Diepad 20 of a conventional lead frame 200 is supported asymmetrical by the outer frame of lead frame 200 and one of the inner leads 5, as shown in FIG. 17. When lead frame 200 is attached to base 70, as shown in FIG. 21A, using an adhesive resin of high viscosity as the adhesive, there was the inconvenience that the portion not supported by the diepad was raised by the adhesive resin applied on the surface of base 70. This led to a problem that it was difficult to fix diepad 20 on base 70 horizontally. A fixing jig had to be used in attaching diepad 20 to base 70 for solving the above mentioned problems, resulting in the complication of the manufacturing process.

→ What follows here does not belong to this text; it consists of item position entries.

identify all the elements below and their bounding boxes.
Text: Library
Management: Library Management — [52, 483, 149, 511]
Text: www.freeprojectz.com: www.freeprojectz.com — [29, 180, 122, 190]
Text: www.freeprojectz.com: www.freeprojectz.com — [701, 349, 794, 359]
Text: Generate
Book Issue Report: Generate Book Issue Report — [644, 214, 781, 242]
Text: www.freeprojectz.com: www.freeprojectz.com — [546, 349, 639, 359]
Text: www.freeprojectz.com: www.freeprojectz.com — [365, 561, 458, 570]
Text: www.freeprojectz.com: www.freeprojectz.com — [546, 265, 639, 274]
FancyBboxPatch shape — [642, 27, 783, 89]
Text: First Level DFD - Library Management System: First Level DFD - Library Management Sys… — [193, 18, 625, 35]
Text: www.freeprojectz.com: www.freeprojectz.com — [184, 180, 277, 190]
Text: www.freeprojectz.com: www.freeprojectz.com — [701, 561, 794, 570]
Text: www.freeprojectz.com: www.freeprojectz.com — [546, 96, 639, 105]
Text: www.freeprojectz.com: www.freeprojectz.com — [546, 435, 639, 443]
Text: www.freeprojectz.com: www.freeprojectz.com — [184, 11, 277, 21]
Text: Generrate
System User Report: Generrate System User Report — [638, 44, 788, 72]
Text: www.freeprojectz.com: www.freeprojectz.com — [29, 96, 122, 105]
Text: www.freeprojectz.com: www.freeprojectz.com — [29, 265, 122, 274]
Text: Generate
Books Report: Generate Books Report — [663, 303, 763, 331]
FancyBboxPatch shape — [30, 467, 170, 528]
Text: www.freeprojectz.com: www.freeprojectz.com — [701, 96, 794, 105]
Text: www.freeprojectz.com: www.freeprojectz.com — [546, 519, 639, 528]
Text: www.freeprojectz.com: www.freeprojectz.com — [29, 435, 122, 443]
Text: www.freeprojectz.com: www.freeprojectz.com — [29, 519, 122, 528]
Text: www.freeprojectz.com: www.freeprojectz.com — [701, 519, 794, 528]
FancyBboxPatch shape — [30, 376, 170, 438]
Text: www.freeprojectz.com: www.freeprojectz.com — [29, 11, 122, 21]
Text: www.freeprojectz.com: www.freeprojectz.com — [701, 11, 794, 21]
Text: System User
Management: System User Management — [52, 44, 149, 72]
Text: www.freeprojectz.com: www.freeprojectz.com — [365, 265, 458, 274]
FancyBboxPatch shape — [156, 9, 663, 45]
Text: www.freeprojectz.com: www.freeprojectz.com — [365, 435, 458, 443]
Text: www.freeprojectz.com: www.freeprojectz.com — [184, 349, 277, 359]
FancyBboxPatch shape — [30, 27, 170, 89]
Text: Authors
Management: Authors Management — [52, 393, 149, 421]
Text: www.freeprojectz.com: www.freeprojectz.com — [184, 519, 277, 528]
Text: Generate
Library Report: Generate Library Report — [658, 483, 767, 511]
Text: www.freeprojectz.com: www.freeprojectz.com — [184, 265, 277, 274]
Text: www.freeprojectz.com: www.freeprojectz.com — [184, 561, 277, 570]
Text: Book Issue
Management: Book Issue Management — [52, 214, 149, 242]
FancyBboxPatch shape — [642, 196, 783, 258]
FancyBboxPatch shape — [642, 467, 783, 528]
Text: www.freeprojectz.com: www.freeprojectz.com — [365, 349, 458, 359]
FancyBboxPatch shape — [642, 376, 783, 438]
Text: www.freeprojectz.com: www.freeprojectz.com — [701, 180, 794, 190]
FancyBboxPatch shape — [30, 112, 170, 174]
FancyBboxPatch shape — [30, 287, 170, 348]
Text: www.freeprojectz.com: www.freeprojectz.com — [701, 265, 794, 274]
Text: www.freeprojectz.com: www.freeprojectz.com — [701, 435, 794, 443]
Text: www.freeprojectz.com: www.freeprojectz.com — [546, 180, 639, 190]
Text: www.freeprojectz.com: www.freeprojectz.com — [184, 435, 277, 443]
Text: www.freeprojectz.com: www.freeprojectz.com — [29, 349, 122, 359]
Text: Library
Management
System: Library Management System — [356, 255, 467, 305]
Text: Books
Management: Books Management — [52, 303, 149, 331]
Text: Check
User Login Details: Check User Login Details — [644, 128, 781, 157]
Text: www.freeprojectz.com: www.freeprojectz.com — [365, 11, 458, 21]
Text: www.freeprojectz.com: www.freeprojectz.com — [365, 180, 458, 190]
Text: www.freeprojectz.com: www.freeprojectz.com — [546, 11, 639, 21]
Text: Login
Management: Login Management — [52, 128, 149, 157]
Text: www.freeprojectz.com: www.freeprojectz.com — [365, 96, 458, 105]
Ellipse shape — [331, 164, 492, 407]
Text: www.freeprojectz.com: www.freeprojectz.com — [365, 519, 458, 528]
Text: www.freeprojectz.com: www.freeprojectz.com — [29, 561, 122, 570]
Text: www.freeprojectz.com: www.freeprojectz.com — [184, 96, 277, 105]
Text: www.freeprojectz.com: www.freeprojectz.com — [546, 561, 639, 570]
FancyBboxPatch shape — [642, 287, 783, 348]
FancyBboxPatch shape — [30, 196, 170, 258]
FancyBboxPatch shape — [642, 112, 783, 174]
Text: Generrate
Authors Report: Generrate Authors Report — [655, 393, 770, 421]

Because the two diepads 20 have an isolated structure, as shown in FIG. 17, there was also the problem that physical continuity could not be maintained regarding the deformation which the two semiconductor pressure sensor chips 50 receive if external force is exerted on lead frame 200. In the case where the semiconductor pressure sensor device of FIGS. 21A-21C is used as the fine differential pressure sensor, it was necessary to provide the two semiconductor pressure sensor chips 50 within the two sealed cavities, respectively, where the divided portion between the two diepads of FIG. 17 had to be sealed with an adhesive resin at a later step. However, the sealing performance could not be improved because there was difference in the thickness of the adhesive resin at the divided portion and the diepad 20 portion.